Reality Check -You come home one rainy evening to find a big hole in the side of your house where your old porch used to be with only a fraying blue tarp between you and the outside, flapping around like a bed sheet hung out to dry on a summer day. Water is dripping down the walls and pooling on the floor and your worst nightmare is coming true right before your eyes. Unfortunately, this isn’t the first or even the second time your contractor has left the job in a precarious state and you finally come to grips with the fact that you hired the wrong guy. But how can you get rid of him? There is no simple answer to this but, the bottom line is that he has to go and you simply have to fire him. Now what?
Stop! Hammer Time-
Dropping the proverbial hammer- Most people don’t realize you have the legal right to fire your contractor. The building code (at least here in Massachusetts) is very clear on what your rights are. As the owner of the property and more importantly, the one who hired the contractor, you can simply go down to your local building dept and submit a letter that you are removing the contractor of record from the building permit and then kindly inform Mr. Contractor that his services are no longer needed. You need to offer no explanation or reason. The code also states that the contractor has the right to do the very same thing. The reason for this makes perfect sense when you consider what could happen if either party started to operate and conduct themselves in bad faith. Nobody has the right to force you to stay in a situation where the contract agreement has been breached.

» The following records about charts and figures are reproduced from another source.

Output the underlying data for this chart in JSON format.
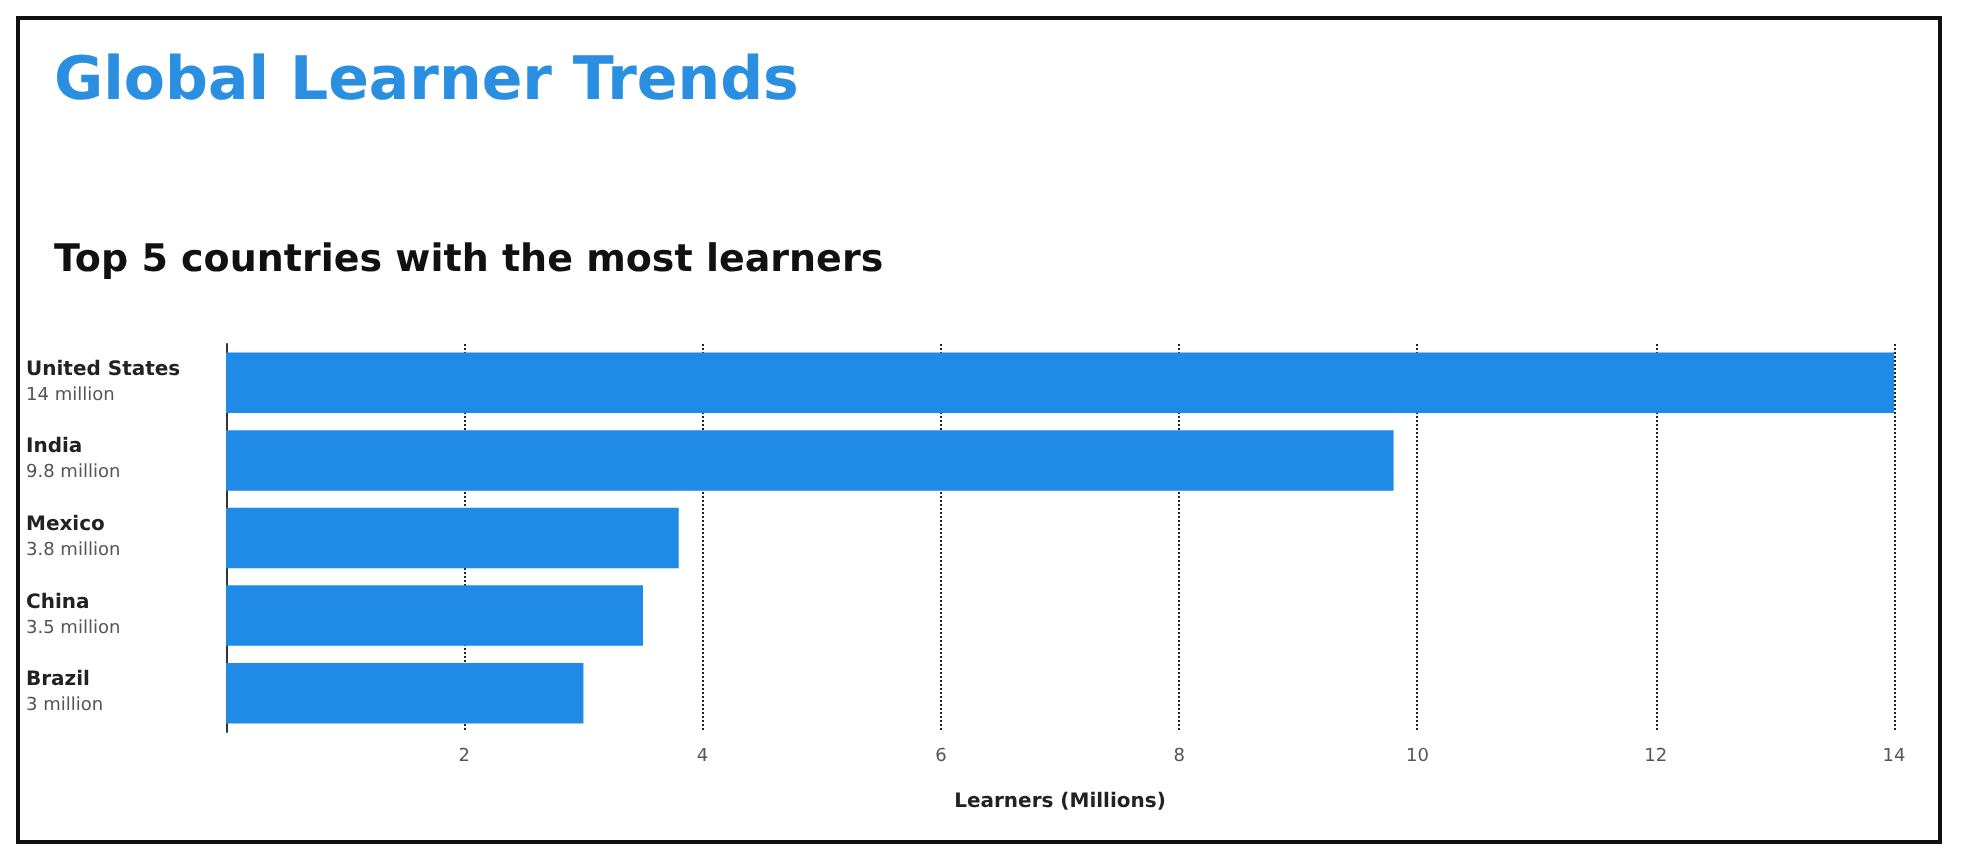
{
  "chart_data": {
    "type": "bar",
    "orientation": "horizontal",
    "title": "Global Learner Trends",
    "subtitle": "Top 5 countries with the most learners",
    "xlabel": "Learners (Millions)",
    "categories": [
      "United States\n14 million",
      "India\n9.8 million",
      "Mexico\n3.8 million",
      "China\n3.5 million",
      "Brazil\n3 million"
    ],
    "values": [
      14,
      9.8,
      3.8,
      3.5,
      3
    ],
    "color": "#1f8be6",
    "xlim": [
      0,
      14
    ],
    "xticks": [
      2,
      4,
      6,
      8,
      10,
      12,
      14
    ],
    "grid": "x"
  }
}
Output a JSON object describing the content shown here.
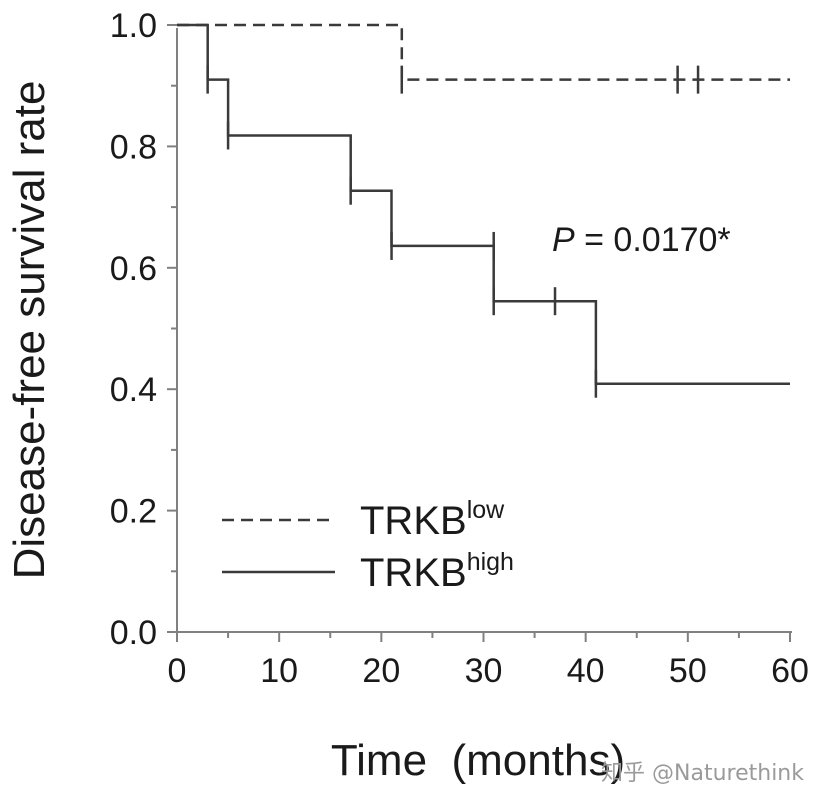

On several occasions, I have personally seen building inspectors try and take matters into their own hands and deny a home owners request to remove a contractor from a building permit. In one particular case, a homeowner had to hire an attorney, not to go after the deadbeat contractor but, rather the building inspector who wouldn’t let her replace him without his approval. In a nut shell, this part of the code exists so that neither party can hold the other hostage. However, your “right” to do this, does not protect you from the contractor’s potential claim that you are at fault and breached the contract. If the job has reached a point where this action is necessary, then the contractor has most likely already breached the agreement and you will be able to defend your action in court if needed.
Imagine this scenario-
You are in the middle of a large kitchen renovation and the GC and his crew are hard at work everyday while you are at work trying to make the money to pay for it. Then at lunch time you receive an email notification from the nanny cam that is set up in your bedroom. You go online and see whats going on and then watch in horror as your once trusted contractor goes rooting through your jewelry box and steals your grandmas diamond earrings.
You can finish the story from here, but basically after a violation of trust such as this (and this kind of crap happens every day!) there is no recovery. The contractor has to go and the law allows you to get rid of him. If, for some reason he feels that he was fired unlawfully (breached your contract) then he can take you to court. Its not the building inspectors job to arbitrate and decide when and if a contractor can or should be fired.
Whether you find yourself in a situation of thievery or outright incompetence you have the right to get out. Yes, it may be a hassle and create legal problems for you but sometimes that is better than staying in a situation that does harm to you, your home and your pocket book. I have found that i’d rather pay for peace of mind than stay on a sinking ship. Finally, if ever in doubt, consult an attorney before you take any action or better yet, make sure you the right contractor in the first place.